When humans first arrived in Remote Oceania, they typically found the islands to be forested, and inhabited by a range of largely endemic species, dominated by birds, along with invertebrates such as land snails and insects. Oceanic peoples possessed a successful colonization strategy that allowed them to exist on isolated islands, by: (a) transporting in their sailing canoes stocks of horticultural crop plants, along with domestic pigs, dogs, and chickens (rats came along, presumably as ‘stowaways’); (b) clearing areas of rainforest for garden land; and (c) intensively exploiting the abundant natural avifaunal and marine resources.
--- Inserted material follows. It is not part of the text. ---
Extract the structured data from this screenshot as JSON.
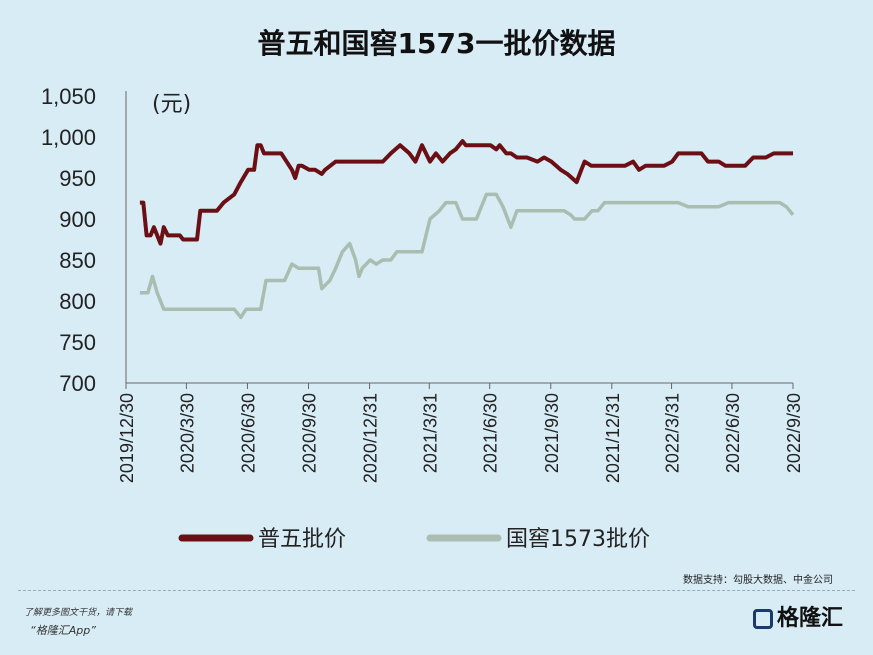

This colonization strategy had several consequences for island ecosystems, all of which are increasingly well documented through both archaeological and paleoenvironmental indicators. Forest clearance on many islands is signaled in changing pollen spectra from sediment cores, with tree taxa rapidly giving away to ferns and grasses; also characteristic are sharp increases in microscopic charcoal influxes, indicating human-induced burning, in most cases probably associated with shifting cultivation. On some islands, forest clearance led to increased erosion rates, along with alluviation of valley bottoms or along coastal plains. The exploitation of natural resources is particularly evident in the zooarchaeological assemblages from early settlement sites, which are characterized by high numbers of land and seabirds, many of them representing now extinct or extirpated species (Steadman 1995). A dramatic case of avifaunal extinctions on Pacific islands is that of the moa, a group of 13 species of large, flightless birds which became totally extinct in New Zealand during the brief period of Polynesian occupation (Anderson 1989).

Cumulative effects of human actions on islands led to irreversible changes, such as dramatic declines in biodiversity, and the conversion of natural rainforests to intensively managed, anthropogenic landscapes. The consequences for human populations themselves were undoubtedly mixed. The replacement of natural ecosystems with intensive food production systems enabled the growth of large and dense human populations. At the same time, reduction or depletion of natural resources, coupled with the necessity for intensive land use, encouraged highly complex sociopolitical systems which at times competed fiercely for control of land and the means of production.